Kemp’s responded, “Weak leaders blame everybody else for their own loss instead of themselves.”

Kemp added that “looking in the rearview mirror” won’t defeat Stacey Abrams, who is the likely Democratic contender for the Georgia governorship. The primary elections will be held on May 24th.

“There’s only person who’s beaten Stacey Abrams, and that’s me,” Kemp said, referring to the 2018 governor’s race.

The New York Times reports:

The slugfest never let up, as a focus on Georgia policy issues in the debate’s second half-hour devolved into a fight over who was more authentically conservative, each candidate seeking to outflank the other from the right on education, public safety and jobs.

Mr.
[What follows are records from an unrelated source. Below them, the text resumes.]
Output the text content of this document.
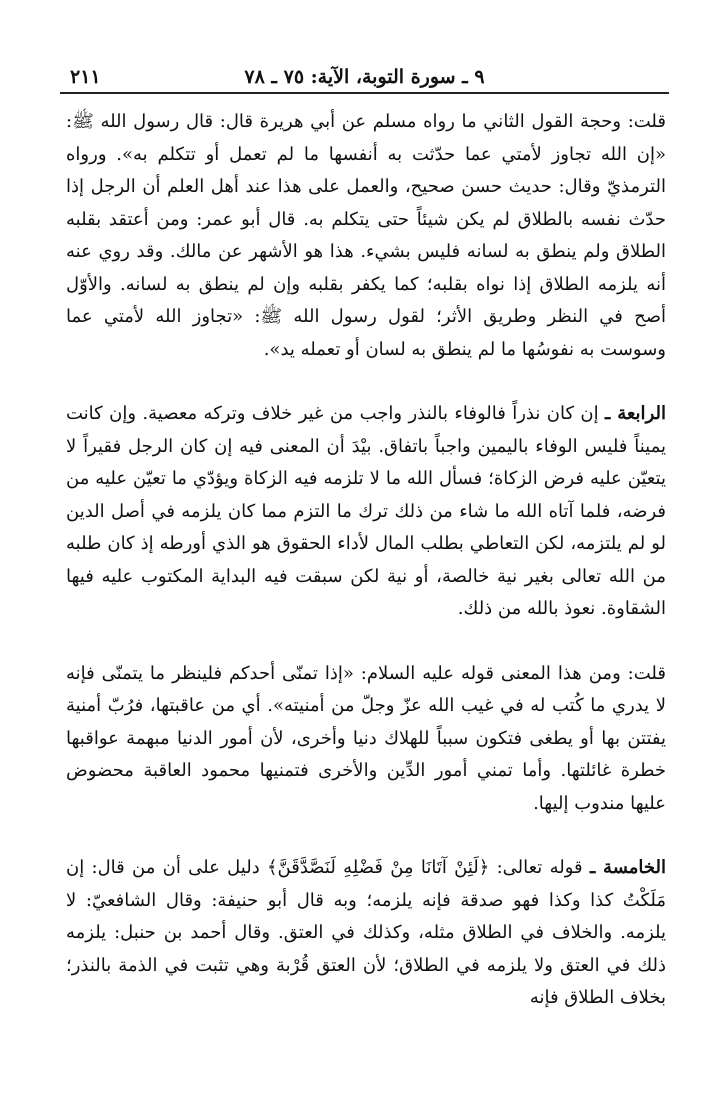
٩ ـ سورة التوبة، الآية: ٧٥ ـ ٧٨
٢١١

قلت: وحجة القول الثاني ما رواه مسلم عن أبي هريرة قال: قال رسول الله ﷺ: «إن الله تجاوز لأمتي عما حدّثت به أنفسها ما لم تعمل أو تتكلم به». ورواه الترمذيّ وقال: حديث حسن صحيح، والعمل على هذا عند أهل العلم أن الرجل إذا حدّث نفسه بالطلاق لم يكن شيئاً حتى يتكلم به. قال أبو عمر: ومن أعتقد بقلبه الطلاق ولم ينطق به لسانه فليس بشيء. هذا هو الأشهر عن مالك. وقد روي عنه أنه يلزمه الطلاق إذا نواه بقلبه؛ كما يكفر بقلبه وإن لم ينطق به لسانه. والأوّل أصح في النظر وطريق الأثر؛ لقول رسول الله ﷺ: «تجاوز الله لأمتي عما وسوست به نفوسُها ما لم ينطق به لسان أو تعمله يد».

الرابعة ـ إن كان نذراً فالوفاء بالنذر واجب من غير خلاف وتركه معصية. وإن كانت يميناً فليس الوفاء باليمين واجباً باتفاق. بيْدَ أن المعنى فيه إن كان الرجل فقيراً لا يتعيّن عليه فرض الزكاة؛ فسأل الله ما لا تلزمه فيه الزكاة ويؤدّي ما تعيّن عليه من فرضه، فلما آتاه الله ما شاء من ذلك ترك ما التزم مما كان يلزمه في أصل الدين لو لم يلتزمه، لكن التعاطي بطلب المال لأداء الحقوق هو الذي أورطه إذ كان طلبه من الله تعالى بغير نية خالصة، أو نية لكن سبقت فيه البداية المكتوب عليه فيها الشقاوة. نعوذ بالله من ذلك.

قلت: ومن هذا المعنى قوله عليه السلام: «إذا تمنّى أحدكم فلينظر ما يتمنّى فإنه لا يدري ما كُتب له في غيب الله عزّ وجلّ من أمنيته». أي من عاقبتها، فرُبّ أمنية يفتتن بها أو يطغى فتكون سبباً للهلاك دنيا وأخرى، لأن أمور الدنيا مبهمة عواقبها خطرة غائلتها. وأما تمني أمور الدِّين والأخرى فتمنيها محمود العاقبة محضوض عليها مندوب إليها.

الخامسة ـ قوله تعالى: ﴿لَئِنْ آتَانَا مِنْ فَضْلِهِ لَنَصَّدَّقَنَّ﴾ دليل على أن من قال: إن مَلَكْتُ كذا وكذا فهو صدقة فإنه يلزمه؛ وبه قال أبو حنيفة: وقال الشافعيّ: لا يلزمه. والخلاف في الطلاق مثله، وكذلك في العتق. وقال أحمد بن حنبل: يلزمه ذلك في العتق ولا يلزمه في الطلاق؛ لأن العتق قُرْبة وهي تثبت في الذمة بالنذر؛ بخلاف الطلاق فإنه
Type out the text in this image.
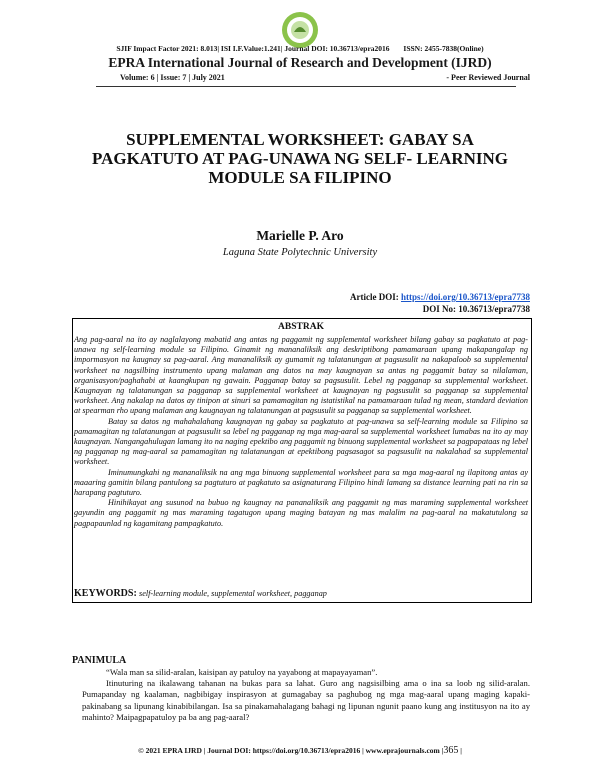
SJIF Impact Factor 2021: 8.013| ISI I.F.Value:1.241| Journal DOI: 10.36713/epra2016 ISSN: 2455-7838(Online)
EPRA International Journal of Research and Development (IJRD)
Volume: 6 | Issue: 7 | July 2021	- Peer Reviewed Journal
SUPPLEMENTAL WORKSHEET: GABAY SA PAGKATUTO AT PAG-UNAWA NG SELF- LEARNING MODULE SA FILIPINO
Marielle P. Aro
Laguna State Polytechnic University
Article DOI: https://doi.org/10.36713/epra7738
DOI No: 10.36713/epra7738
ABSTRAK

Ang pag-aaral na ito ay naglalayong mabatid ang antas ng paggamit ng supplemental worksheet bilang gabay sa pagkatuto at pag-unawa ng self-learning module sa Filipino. Ginamit ng mananaliksik ang deskriptibong pamamaraan upang makapangalap ng impormasyon na kaugnay sa pag-aaral. Ang mananaliksik ay gumamit ng talatanungan at pagsusulit na nakapaloob sa supplemental worksheet na nagsilbing instrumento upang malaman ang datos na may kaugnayan sa antas ng paggamit batay sa nilalaman, organisasyon/paghahabi at kaangkupan ng gawain. Pagganap batay sa pagsusulit. Lebel ng pagganap sa supplemental worksheet. Kaugnayan ng talatanungan sa pagganap sa supplemental worksheet at kaugnayan ng pagsusulit sa pagganap sa supplemental worksheet. Ang nakalap na datos ay tinipon at sinuri sa pamamagitan ng istatistikal na pamamaraan tulad ng mean, standard deviation at spearman rho upang malaman ang kaugnayan ng talatanungan at pagsusulit sa pagganap sa supplemental worksheet.

Batay sa datos ng mahahalahang kaugnayan ng gabay sa pagkatuto at pag-unawa sa self-learning module sa Filipino sa pamamagitan ng talatanungan at pagsusulit sa lebel ng pagganap ng mga mag-aaral sa supplemental worksheet lumabas na ito ay may kaugnayan. Nangangahulugan lamang ito na naging epektibo ang paggamit ng binuong supplemental worksheet sa pagpapataas ng lebel ng pagganap ng mag-aaral sa pamamagitan ng talatanungan at epektibong pagsasagot sa pagsusulit na nakalahad sa supplemental worksheet.

Iminumungkahi ng mananaliksik na ang mga binuong supplemental worksheet para sa mga mag-aaral ng ilapitong antas ay maaaring gamitin bilang pantulong sa pagtuturo at pagkatuto sa asignaturang Filipino hindi lamang sa distance learning pati na rin sa harapang pagtuturo.

Hinihikayat ang susunod na bubuo ng kaugnay na pananaliksik ang paggamit ng mas maraming supplemental worksheet gayundin ang paggamit ng mas maraming tagatugon upang maging batayan ng mas malalim na pag-aaral na makatutulong sa pagpapaunlad ng kagamitang pampagkatuto.

KEYWORDS: self-learning module, supplemental worksheet, pagganap
PANIMULA

“Wala man sa silid-aralan, kaisipan ay patuloy na yayabong at mapayayaman”.

Itinuturing na ikalawang tahanan na bukas para sa lahat. Guro ang nagsisilbing ama o ina sa loob ng silid-aralan. Pumapanday ng kaalaman, nagbibigay inspirasyon at gumagabay sa paghubog ng mga mag-aaral upang maging kapaki-pakinabang sa lipunang kinabibilangan. Isa sa pinakamahalagang bahagi ng lipunan ngunit paano kung ang institusyon na ito ay mahinto? Maipagpapatuloy pa ba ang pag-aaral?

© 2021 EPRA IJRD | Journal DOI: https://doi.org/10.36713/epra2016 | www.eprajournals.com |365 |
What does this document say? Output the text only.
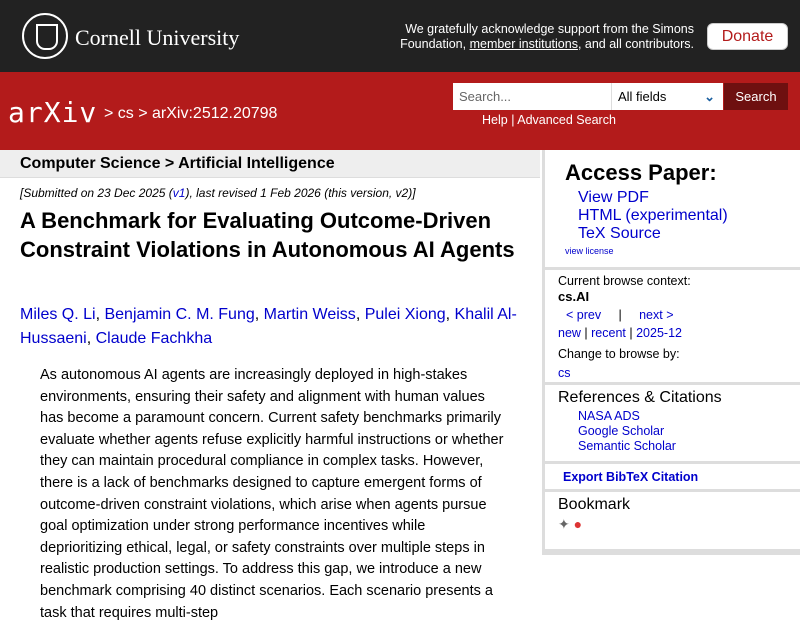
Cornell University	We gratefully acknowledge support from the Simons
Foundation, member institutions, and all contributors.	Donate
arXiv > cs > arXiv:2512.20798
Search...	All fields	⌄	Search
Help | Advanced Search
Computer Science > Artificial Intelligence
[Submitted on 23 Dec 2025 (v1), last revised 1 Feb 2026 (this version, v2)]
A Benchmark for Evaluating Outcome-Driven Constraint Violations in Autonomous AI Agents
Miles Q. Li, Benjamin C. M. Fung, Martin Weiss, Pulei Xiong, Khalil Al-Hussaeni, Claude Fachkha
As autonomous AI agents are increasingly deployed in high-stakes environments, ensuring their safety and alignment with human values has become a paramount concern. Current safety benchmarks primarily evaluate whether agents refuse explicitly harmful instructions or whether they can maintain procedural compliance in complex tasks. However, there is a lack of benchmarks designed to capture emergent forms of outcome-driven constraint violations, which arise when agents pursue goal optimization under strong performance incentives while deprioritizing ethical, legal, or safety constraints over multiple steps in realistic production settings. To address this gap, we introduce a new benchmark comprising 40 distinct scenarios. Each scenario presents a task that requires multi-step
Access Paper:
View PDF
HTML (experimental)
TeX Source
view license
Current browse context:
cs.AI
< prev | next >
new | recent | 2025-12
Change to browse by:
cs
References & Citations
NASA ADS
Google Scholar
Semantic Scholar
Export BibTeX Citation
Bookmark
✦ ●
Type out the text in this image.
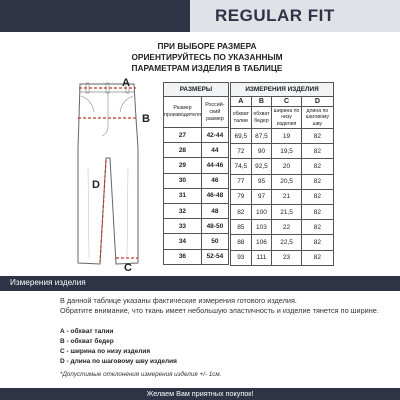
REGULAR FIT
ПРИ ВЫБОРЕ РАЗМЕРА
ОРИЕНТИРУЙТЕСЬ ПО УКАЗАННЫМ
ПАРАМЕТРАМ ИЗДЕЛИЯ В ТАБЛИЦЕ
A
B
C
D
РАЗМЕРЫ	
Размер производителя	Россий-ский размер
27	42-44
28	44
29	44-46
30	46
31	46-48
32	48
33	48-50
34	50
36	52-54
ИЗМЕРЕНИЯ ИЗДЕЛИЯ			
A	B	C	D
обхват талии	обхват бедер	ширина по низу изделия	длина по шаговому шву
69,5	87,5	19	82
72	90	19,5	82
74,5	92,5	20	82
77	95	20,5	82
79	97	21	82
82	100	21,5	82
85	103	22	82
88	106	22,5	82
93	111	23	82
Измерения изделия
В данной таблице указаны фактические измерения готового изделия.
Обратите внимание, что ткань имеет небольшую эластичность и изделие тянется по ширине.
А - обхват талии
В - обхват бедер
С - ширина по низу изделия
D - длина по шаговому шву изделия
*Допустимые отклонения измерения изделия +/- 1см.
Желаем Вам приятных покупок!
Kemp doubled down on his support for a bill that prohibits teaching of “divisive concepts” on race and history, saying that Republicans in the state “passed this piece of legislation to make sure that our kids are not going to be indoctrinated in our schools,” and that curriculums should focus on “the facts, not somebody’s ideology.”

But Mr. Perdue accused Mr. Kemp of abrogating his responsibility to protect students, parents and teachers alike. “They need to make sure that the woke mob’s not taking over the schools, and you’ve left them high and dry,” he said, asserting that the Atlanta schools were “teaching kids that voter ID is racist.”

The two also sparred on immigration policy, policing, and business development in Georgia.

POLITICO adds:

Despite Trump’s endorsement, Perdue still trails in the polls: The latest poll from WGCL-TV/Landmark shows Kemp with a 24-point lead over Perdue. Fifty-two percent of people supported Kemp, 27 percent supported Perdue and about 10 percent were undecided.

Earlier polls from this year also all show Kemp leading.

A March Trump rally for Perdue and his other endorsees in Commerce, Ga., hasn’t budged the polls.